China Chats with Stanford Faculty: The Rise of Robots in China with Professor Hongbin Li
China Chats with Stanford Faculty
The Rise of Robots in China with Professor Hongbin Li
China’s production and adoption of robotic technology have accelerated rapidly in recent years, surpassing Japan, US, and Germany. Stanford professor Hongbin Li and a team of scholars draw on multi-year field research data to show fresh insights into China’s aggressive push into automation—specifically, the increasing use of robots—to maintain its status as the “world’s factory.” His analysis offers an unprecedented look at what’s happening at the factory level, and fresh insight into how rising labor costs, an aging population and government policies are reshaping Chinese manufacturing.
In this Stanford alumni event, Hongbin Li, co-director of Stanford Center on China's Economy and Institutions and senior fellow at the Stanford Institute for Economic Policy Research, was joined by Scott Rozelle, co-director of Stanford Center on China's Economy and Institutions and senior fellow at the Freeman Spogli Institute for International Studies, who moderated a discussion about the major themes of the research.
Watch the event recording:
About the Speakers:
Hongbin Li is the Co-Director of the Stanford Center on China's Economy and Institutions (SCCEI) and a Senior Fellow of Stanford Institute for Economic Policy Research (SIEPR).
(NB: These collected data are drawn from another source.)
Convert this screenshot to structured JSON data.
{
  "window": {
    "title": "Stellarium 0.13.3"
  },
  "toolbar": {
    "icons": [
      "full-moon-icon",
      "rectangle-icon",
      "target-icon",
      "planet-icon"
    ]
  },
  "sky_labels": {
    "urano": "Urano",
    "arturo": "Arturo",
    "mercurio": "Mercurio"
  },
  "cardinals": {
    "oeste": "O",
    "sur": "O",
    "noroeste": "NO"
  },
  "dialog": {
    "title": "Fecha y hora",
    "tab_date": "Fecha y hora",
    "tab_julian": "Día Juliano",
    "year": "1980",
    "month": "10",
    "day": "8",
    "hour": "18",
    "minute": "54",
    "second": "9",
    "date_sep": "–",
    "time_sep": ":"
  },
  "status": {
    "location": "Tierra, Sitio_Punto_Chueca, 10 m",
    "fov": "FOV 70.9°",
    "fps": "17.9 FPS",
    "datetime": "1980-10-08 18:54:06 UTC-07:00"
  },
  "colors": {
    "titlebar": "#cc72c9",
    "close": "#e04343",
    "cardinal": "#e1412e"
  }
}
Hongbin obtained his Ph.D. in economics from Stanford University in 2001 and joined the economics department of the Chinese University of Hong Kong (CUHK), where he became full professor in 2007. He was also one of the two founding directors of the Institute of Economics and Finance at the CUHK. He taught at Tsinghua University in Beijing 2007-2016 and was C.V. Starr Chair Professor of Economics in the School of Economics and Management. He also founded and served as the Executive Associate Director of the China Social and Economic Data Center at Tsinghua University. He founded the Chinese College Student Survey (CCSS) in 2009 and the China Employer-Employee Survey (CEES) in 2014.
Hongbin’s research has been focused on the transition and development of the Chinese economy, and the evidence-based research results have been both widely covered by media outlets and well read by policy makers around the world . He is currently the co-editor of the Journal of Comparative Economics.